Auch gegen diesen Bescheid habe die mitbeteiligte Partei Berufung erhoben. Die belangte Behörde habe daraufhin die mitbeteiligte Partei aufgefordert, bekanntzugeben, ob sie das Genehmigungsansuchen vom 23. Februar 1979 unverändert aufrecht erhalte, was von dieser bejaht worden sei. Damit fehle für den Bescheid des Landeshauptmannes von Steiermark vom 10. März 1992 jegliche Sach- und Rechtsgrundlage, sodaß dieser zu beheben gewesen sei.

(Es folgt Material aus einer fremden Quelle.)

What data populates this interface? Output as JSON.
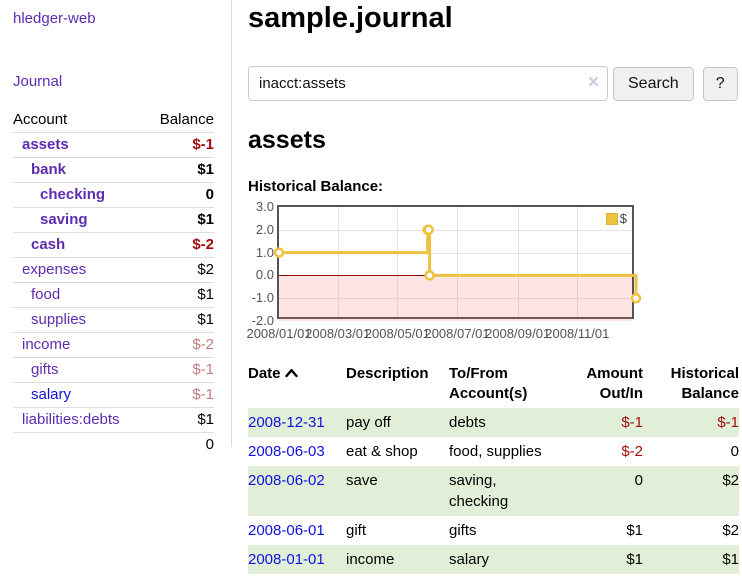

Aus verfahrensökonomischen Gründen werde jedoch darauf hingewiesen, daß nach der neuesten Judikatur des Verwaltungsgerichtshofes "übergangenen Nachbarn" eine Antragslegitimation auf Wiederholung eines Genehmigungsverfahrens der Behörde erster Instanz, das bereits formell rechtskräftig abgeschlossen sei, nicht zukomme.
Gegen diesen Bescheid richtet sich die vorliegende Beschwerde.
Die belangte Behörde legte die Akten des Verwaltungsverfahrens vor und erstattete eine Gegenschrift mit dem Antrag, die Beschwerde kostenpflichtig zurückzuweisen, in eventu als unbegründet abzuweisen. Die mitbeteiligte Partei erstattete ebenfalls eine Gegenschrift.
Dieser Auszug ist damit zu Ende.